Recently (On March 18 2023 at 23:44), a new malspam campaign has been observed in the wild ( HERE ), which caused a significant amount of concern. This campaign is designed to distribute malicious emails, which contain a harmful payload that can infect a user’s system, steal sensitive information, or launch other types of attacks.
As a professional, I have been closely monitoring this campaign and analyzing the malware samples associated with it. In this blog post, I will provide a quick analysis of the new malspam sample that I recently observed on the public version of Yomi ( HERE ), a well-known sandbox used by many security professionals.
By examining the behavior of this sample, I hope to shed light on the techniques used by the attackers and provide insights that can help security teams detect and mitigate this threat. So, without further ado, let’s dive into the analysis.
Quick Analysis
The delivered Javascript file is a clear “mess”. The actor used a code obfuscation technique inserting many unused source code functions to make loosing analysis time. Code obfuscation is a common technique used by malware authors to make their code difficult to understand and analyze. This technique involves modifying the structure and syntax of the code to make it look different from the original code and harder to read. The goal of code obfuscation is to confuse and deceive malware analysts, making it more difficult for them to reverse engineer the code and understand its functionality. Some common techniques used in code obfuscation include variable renaming, function renaming, and code splitting, which all serve to make the code harder to understand and trace. As a result, code obfuscation has become an essential tool for attackers seeking to evade detection and continue to spread their malware undetected.
| Hash: | f25f69c71066b18364cd405ae80048a8b615c4b0f2cc4cb51b916ef08ba246db |
| File Type: | Javascript file |
| Threat: | Dropper (Emotet) |
The following image shows the used technique. Random variable names, encoded strings, void functions, unused recursive code and big amount of coded was implemented to make cyber analysis harder and harder. By scrolling down functions and looking for for variables names it was clear that many piece of codes would end-up in infinitive and unused loops or in self recursive not used code.
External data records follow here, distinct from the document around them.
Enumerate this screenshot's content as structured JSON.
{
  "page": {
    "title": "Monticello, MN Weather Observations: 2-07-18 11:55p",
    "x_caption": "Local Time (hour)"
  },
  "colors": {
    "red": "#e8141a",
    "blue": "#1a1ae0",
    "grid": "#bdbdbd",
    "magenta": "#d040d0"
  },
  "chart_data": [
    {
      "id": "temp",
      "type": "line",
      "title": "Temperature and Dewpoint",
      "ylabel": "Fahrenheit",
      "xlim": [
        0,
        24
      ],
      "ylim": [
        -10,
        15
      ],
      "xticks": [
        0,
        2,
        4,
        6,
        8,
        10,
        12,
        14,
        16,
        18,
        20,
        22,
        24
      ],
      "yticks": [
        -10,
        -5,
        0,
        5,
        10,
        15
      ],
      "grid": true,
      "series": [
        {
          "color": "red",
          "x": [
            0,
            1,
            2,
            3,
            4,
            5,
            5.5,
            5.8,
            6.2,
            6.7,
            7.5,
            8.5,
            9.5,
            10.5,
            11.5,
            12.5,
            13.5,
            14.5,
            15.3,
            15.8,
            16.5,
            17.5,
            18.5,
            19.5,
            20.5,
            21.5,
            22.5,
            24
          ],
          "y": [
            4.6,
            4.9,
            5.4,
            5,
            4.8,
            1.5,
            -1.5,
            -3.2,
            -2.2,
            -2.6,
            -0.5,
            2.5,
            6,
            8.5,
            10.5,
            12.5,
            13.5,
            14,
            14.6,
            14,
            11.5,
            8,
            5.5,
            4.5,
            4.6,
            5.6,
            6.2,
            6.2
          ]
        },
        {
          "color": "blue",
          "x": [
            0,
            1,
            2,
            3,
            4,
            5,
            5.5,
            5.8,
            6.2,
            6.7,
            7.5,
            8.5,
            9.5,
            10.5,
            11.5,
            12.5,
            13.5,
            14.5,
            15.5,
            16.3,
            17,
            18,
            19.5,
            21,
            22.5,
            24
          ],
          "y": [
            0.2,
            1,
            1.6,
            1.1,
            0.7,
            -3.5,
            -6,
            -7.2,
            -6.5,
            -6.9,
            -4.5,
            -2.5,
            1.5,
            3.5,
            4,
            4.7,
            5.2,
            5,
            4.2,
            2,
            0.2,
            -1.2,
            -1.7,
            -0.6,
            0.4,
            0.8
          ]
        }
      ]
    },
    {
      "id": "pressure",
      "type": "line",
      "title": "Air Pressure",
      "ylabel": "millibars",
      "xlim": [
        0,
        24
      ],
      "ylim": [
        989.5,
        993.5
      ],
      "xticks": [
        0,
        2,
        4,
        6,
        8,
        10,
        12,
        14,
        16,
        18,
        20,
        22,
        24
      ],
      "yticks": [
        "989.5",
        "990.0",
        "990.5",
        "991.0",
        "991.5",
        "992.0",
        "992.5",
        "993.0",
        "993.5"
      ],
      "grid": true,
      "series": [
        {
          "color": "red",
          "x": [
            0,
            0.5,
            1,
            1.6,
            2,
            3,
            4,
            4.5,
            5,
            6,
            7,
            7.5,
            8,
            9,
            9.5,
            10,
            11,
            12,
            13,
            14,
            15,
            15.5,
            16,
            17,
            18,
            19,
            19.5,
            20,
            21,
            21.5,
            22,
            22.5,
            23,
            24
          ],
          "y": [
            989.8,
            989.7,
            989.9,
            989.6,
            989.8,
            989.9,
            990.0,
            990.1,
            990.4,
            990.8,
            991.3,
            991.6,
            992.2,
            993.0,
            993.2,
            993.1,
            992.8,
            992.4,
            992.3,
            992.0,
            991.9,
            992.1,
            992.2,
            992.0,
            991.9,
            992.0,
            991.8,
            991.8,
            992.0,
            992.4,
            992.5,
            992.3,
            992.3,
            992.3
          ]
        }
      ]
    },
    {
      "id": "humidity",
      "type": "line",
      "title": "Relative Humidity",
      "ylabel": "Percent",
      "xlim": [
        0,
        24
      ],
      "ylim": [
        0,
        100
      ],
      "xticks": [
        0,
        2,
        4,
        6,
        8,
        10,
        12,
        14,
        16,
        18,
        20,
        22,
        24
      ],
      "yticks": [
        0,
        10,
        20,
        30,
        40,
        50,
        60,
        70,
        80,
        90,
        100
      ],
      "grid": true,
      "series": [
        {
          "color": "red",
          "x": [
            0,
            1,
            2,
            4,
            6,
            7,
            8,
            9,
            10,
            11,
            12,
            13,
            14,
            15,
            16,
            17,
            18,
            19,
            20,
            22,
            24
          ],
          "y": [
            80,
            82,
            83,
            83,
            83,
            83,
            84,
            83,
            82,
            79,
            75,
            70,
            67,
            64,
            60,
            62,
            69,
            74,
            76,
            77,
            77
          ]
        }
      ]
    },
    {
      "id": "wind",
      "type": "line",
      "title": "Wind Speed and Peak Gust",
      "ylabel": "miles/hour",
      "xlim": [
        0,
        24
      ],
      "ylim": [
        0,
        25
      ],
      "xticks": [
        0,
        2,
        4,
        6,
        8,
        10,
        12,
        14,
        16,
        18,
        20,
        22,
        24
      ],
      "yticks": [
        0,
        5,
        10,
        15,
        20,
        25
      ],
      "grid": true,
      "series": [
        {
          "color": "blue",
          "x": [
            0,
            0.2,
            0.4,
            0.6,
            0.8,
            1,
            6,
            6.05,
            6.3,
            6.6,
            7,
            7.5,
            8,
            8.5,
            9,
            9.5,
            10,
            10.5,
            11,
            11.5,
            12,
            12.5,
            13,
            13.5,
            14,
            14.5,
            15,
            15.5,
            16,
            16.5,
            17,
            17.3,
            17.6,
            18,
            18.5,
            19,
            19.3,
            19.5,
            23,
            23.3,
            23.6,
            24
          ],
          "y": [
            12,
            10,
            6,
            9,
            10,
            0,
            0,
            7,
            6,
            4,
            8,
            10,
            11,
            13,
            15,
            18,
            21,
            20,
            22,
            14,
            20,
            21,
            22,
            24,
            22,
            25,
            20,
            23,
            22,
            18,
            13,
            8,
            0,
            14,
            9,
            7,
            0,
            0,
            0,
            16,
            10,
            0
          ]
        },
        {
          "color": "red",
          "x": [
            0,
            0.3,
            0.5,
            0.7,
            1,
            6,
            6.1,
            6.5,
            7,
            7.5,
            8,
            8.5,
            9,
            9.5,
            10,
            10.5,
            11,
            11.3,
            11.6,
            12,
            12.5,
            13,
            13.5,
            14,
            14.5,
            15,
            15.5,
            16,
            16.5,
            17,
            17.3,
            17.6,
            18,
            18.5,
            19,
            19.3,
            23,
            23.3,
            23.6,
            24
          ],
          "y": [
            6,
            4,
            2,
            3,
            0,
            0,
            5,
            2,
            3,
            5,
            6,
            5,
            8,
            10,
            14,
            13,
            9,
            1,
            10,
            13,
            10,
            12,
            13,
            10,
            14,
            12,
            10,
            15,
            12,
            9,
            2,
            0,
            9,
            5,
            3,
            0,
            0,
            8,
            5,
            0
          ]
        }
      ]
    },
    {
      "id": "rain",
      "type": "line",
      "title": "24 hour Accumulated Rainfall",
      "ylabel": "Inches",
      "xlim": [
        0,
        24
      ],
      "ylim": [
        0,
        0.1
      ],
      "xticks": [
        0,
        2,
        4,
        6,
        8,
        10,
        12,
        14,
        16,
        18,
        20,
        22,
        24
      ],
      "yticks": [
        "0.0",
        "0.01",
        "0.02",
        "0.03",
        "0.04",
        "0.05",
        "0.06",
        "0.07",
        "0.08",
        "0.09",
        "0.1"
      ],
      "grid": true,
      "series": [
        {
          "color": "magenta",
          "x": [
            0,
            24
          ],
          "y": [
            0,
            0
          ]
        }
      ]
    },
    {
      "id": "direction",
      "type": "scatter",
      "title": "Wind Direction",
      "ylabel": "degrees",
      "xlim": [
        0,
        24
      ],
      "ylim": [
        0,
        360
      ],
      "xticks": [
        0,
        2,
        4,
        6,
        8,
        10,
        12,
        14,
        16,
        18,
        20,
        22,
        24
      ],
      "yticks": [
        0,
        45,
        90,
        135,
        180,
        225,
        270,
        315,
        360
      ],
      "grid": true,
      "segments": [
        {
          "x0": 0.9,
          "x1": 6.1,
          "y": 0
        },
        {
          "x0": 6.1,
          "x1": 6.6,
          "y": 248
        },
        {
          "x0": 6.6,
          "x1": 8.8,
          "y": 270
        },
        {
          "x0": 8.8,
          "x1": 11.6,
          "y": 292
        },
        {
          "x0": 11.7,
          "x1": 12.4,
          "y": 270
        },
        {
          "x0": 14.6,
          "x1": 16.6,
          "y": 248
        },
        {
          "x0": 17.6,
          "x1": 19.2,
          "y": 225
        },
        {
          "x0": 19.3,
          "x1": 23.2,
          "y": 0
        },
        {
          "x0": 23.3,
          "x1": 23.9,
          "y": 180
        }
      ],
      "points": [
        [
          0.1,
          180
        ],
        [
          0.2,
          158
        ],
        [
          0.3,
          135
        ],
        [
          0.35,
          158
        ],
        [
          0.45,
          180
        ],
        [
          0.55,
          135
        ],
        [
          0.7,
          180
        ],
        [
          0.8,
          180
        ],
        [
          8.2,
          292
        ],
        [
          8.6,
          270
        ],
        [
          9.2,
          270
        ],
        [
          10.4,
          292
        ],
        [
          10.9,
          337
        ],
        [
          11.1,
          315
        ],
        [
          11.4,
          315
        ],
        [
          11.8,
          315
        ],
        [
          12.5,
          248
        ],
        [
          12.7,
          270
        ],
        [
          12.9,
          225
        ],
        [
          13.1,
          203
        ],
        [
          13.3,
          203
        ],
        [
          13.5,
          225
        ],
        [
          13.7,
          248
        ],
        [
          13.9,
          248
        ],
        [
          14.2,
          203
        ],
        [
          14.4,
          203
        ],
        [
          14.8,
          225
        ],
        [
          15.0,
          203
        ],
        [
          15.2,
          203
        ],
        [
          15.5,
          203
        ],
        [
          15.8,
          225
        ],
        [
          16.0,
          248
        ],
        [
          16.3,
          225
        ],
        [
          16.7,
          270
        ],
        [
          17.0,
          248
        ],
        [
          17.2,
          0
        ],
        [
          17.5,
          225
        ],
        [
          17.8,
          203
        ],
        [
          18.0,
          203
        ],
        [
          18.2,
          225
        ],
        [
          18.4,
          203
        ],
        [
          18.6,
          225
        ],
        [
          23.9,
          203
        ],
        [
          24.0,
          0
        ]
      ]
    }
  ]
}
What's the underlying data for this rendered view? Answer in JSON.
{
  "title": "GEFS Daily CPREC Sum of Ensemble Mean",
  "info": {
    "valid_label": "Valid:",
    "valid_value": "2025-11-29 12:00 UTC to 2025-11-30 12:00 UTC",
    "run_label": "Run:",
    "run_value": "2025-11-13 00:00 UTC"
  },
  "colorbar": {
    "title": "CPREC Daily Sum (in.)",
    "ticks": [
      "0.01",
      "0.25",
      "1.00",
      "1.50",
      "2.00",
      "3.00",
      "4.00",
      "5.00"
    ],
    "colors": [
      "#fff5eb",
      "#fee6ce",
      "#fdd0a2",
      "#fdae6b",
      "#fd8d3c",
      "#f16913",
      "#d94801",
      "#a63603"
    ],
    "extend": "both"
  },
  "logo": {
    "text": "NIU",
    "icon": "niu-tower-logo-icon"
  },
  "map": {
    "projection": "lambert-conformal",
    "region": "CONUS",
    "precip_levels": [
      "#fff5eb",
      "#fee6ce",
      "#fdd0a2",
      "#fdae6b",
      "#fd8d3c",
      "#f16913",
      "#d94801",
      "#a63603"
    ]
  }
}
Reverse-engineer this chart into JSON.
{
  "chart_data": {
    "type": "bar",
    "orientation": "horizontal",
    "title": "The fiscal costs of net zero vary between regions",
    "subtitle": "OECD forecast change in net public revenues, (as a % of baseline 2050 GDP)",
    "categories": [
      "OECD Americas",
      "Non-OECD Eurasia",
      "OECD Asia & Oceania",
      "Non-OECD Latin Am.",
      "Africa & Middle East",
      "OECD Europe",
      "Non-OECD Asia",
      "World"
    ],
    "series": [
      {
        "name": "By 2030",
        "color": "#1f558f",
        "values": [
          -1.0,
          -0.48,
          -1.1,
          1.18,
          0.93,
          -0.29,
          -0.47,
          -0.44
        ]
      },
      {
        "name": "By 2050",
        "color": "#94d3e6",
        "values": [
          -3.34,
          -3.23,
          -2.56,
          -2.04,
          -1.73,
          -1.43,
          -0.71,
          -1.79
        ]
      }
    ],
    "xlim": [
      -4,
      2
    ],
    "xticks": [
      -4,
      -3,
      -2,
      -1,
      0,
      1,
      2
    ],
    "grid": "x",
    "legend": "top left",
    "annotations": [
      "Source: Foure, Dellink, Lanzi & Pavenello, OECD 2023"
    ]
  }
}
Looking in depth it was nice to spot the following super long strings located in positions: 1019 and 1023. They looked like to be encoded and used among many functions. They definitely are an interesting initial point of analysis, to me.
If you copy-and-past the source code on your “inspection tab” console (for example in your Chrome browser) and you add a ‘console.log()’ on top of the called functions, you would be able to inspect how the software interacts with such a functions. Interacting with the browser console your would get the following and beautified code. As you might appreciate it is still a little bit obfuscated. Random variables and encoded strings have been widely used at this stage. We need to prepare one more decoding step.
You may decode the previous stage in many different ways. Nowadays many tools help you in deobfuscating javascript code but I personal find most of the beauty of this job in performing deobfuscation by hands. Deobfuscation by hands forces you to read a very “complex-to-read-code” and to find out the right spot for breakpoints. Moreover it trains you to find the right variables to be tracked and to focus on “return statements” instead of micro-fuinctionalities. Of course it would be slower but still more accurate. Deobfuscation by hands usually is not the right path to follow if you are working on a vast amount of Malware. I am doing this way, since here, in my blog, everything is passion driven and aims to simply be notes to myself. Once you have run your decoding function, you will see a nice list of dropping url as follows!
Now it’s time for a simple curl or wget (your choice) to dowload the content from one of the previously dropping systems. The following table sums up what I meant. The dropped payloads is a windows portable executable dynamic function .DLL.
| Hash: | 3e50dbd417d9aa062dd14899b795a6dfe73fc9507318d15cb7db2d875e7b3b26 |
| Type: | Windows PE (DLL) |
| Threat: | Emotet |
They payload has been recognized from 29 Malware Engines on 64 AV on virus total. It looks to be Emotet.
Conclusion
An interesting new Javascript downloader bringing to the victims Emotet threat. Emotet is a type of malware that first emerged in 2014 as a banking Trojan but has since evolved into a multifunctional botnet used for various cybercrime activities. It is primarily used to steal sensitive information such as login credentials, financial data, and personal information from infected machines. Emotet is known for its sophisticated distribution methods, social engineering tactics, and ability to evade detection.
Over the years, Emotet has been linked to several high-profile cyberattacks, including the attack on the City of Allentown in Pennsylvania in 2018, the attack on the Department of Justice in Canada in 2020, and the attack on the Chilean interbank network Redbanc in 2019. Emotet has been attributed to a Russian cybercriminal group known as TA542, also known as Mummy Spider, which is believed to operate out of Russia or Eastern Europe.
Emotet is typically distributed through spam emails containing malicious attachments or links to infected websites. Once installed on a machine, it can spread throughout a network and download additional malware. In addition to stealing sensitive information, Emotet can also be used to launch other types of cyberattacks such as ransomware and credential stuffing attacks.